Neil McCormick Founding Member HRExaminer Editorial Advisory Board

Neil McCormick Founding Member HRExaminer Editorial Advisory Board

Neil McCormick returns this week to the HRExaminer Editorial Advisory Board from Australia. Neil has worked in human resources and consulting services for the past 16 years building a repertoire covering human resource management, recruitment consulting, management consulting, talent management, general management and learning and development. He currently serves as General Manager for Talent2, Asia-Pac’s largest HR consultancy. Full Bio


The Output’s Connected to the Outcome

In my last article What’s the
Objective
, we discussed Workforce Strategy and the importance of rigor in assessing how human resource activity serves the objectives of the organization. We looked at programs that offer evidentiary process, repeatability, and defensibility for the review of human resource activity.  We discussed human resource Standards and the framework of Input, Process, Output and Outcome.

Since then, I’ve had numerous questions about the differences between Output and Outcome.

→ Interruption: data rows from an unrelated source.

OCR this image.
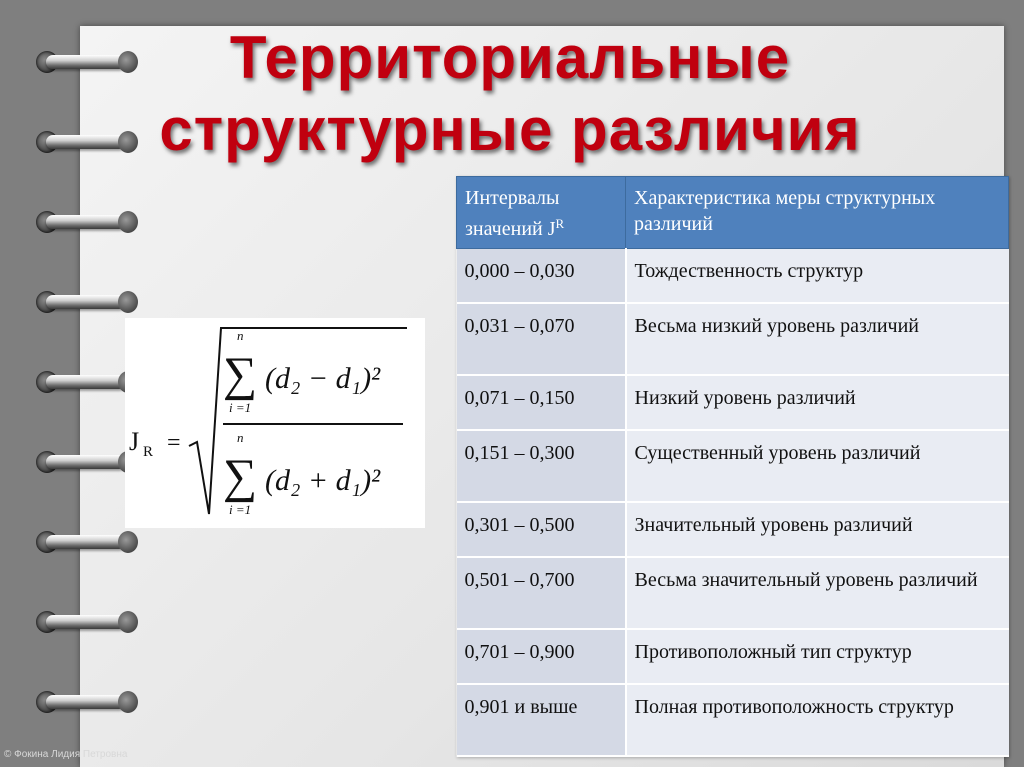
Территориальные
структурные различия
J R =
n
∑
i =1
(d₂ − d₁)²
n
∑
i =1
(d₂ + d₁)²
Интервалы значений $J^R$	Характеристика меры структурных различий
0,000 – 0,030	Тождественность структур
0,031 – 0,070	Весьма низкий уровень различий
0,071 – 0,150	Низкий уровень различий
0,151 – 0,300	Существенный уровень различий
0,301 – 0,500	Значительный уровень различий
0,501 – 0,700	Весьма значительный уровень различий
0,701 – 0,900	Противоположный тип структур
0,901 и выше	Полная противоположность структур
© Фокина Лидия Петровна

I’ve also had some interesting discussions how Output and Outcome disconnect, and how a lack of linkage is why some human resource initiatives stall or even fail.  So, I have revisited Outputs and Outcome to explain how and why projects never reach their objective.

To recap, Outputs are the deliverables, goods and services used to achieve the Outcome, which are the intended results or consequences of those deliverables.

Human resource activity has a majority focus on Output instead of Outcome.  To business leaders, indicators such as average performance ratings, course completions, head count increases, which measure the Outputs, don’t mean much in terms of improved bottom line results such as profitability or increased sales –the Outcome.  While these Output measurements and reports are meaningful, they also need to be tied to the goals of both human resources and the organization as a whole.

Think of a typical talent management initiative.

Say an organization decides to implement an on-going training program to improve profit. The required Outcome was an increase in both new sales and repeat sales. To do this, the project team focused on a sales training program that included annual refresher courses. Every person involved in the sales process was included in the project initiative. The project team initially focused on deciding what the appropriate course was and then proceeded to draft a project plan to get everyone through the course in the most efficient and effective way.

When the program was first launched, there was a reasonable understanding of the importance of the training program. In typical fashion, the fanfare of the new initiative meant everyone had an idea of the importance of the overall program and project.

As the project rolled out, the emphasis was on completion and pass percentages –a trend that is quite prevalent. The assumption is that if the Output is achieved (pass percentages and completions) the Outcome (improved sales) will automatically follow.  Unfortunately, without evidence conclusively showing a correlation between increased sales and the program, this is a false assumption. Because the focus becomes getting everyone through the courses and making sure everyone passes, the reporting quickly turns to Output reporting.  The intended Outcome of increased profits is lost.

A significant point I’ve raised above is the fact that most senior leaders and line managers aren’t interested in reports of Outputs when they don’t see any links to the Outcome they are interested in. They don’t see a practical benefit.

What about the next 12 months though? How often, with projects and programs of this nature, do we see:

  • The focus slips and becomes more about completion of the training?  Possibly highlighting how the “score” has improved?
  • How often the Objectives are truly linked to the performance criteria and measured in terms of Outcome?
  • How long it take for the program to end up a Process (e.g. Percentage Completion), an activity trap; regarded by most as nothing more than a time consuming event that must be completed?

This is easier to see diagrammatically. If the x axis includes Input, Process, Output and Outcome and time as the y axis:neil-mccormick-hrexaminer-eab-graphic

If there isn’t an on-going renewal of the link between Outcome and Output, then the program quickly slips into Output mode, where scores are everything.  It then goes to process mode, where completion is the main driver. At this point, the project is well and truly in the activity trap of process for processes sake.

Further, an Outcome focused model elevates the need for potential benefits realization after the fact.

To be successful, it is critical that any program or project, from inception through design and implementation must be focused on Outcome.  There also needs to be a continuing process to communicate that the activity is part of an overall objective and how their individual activity achieves the Outcome.  This is ensures that plan does not defeat the purpose and that all activity is focused on Outcomes not Outputs!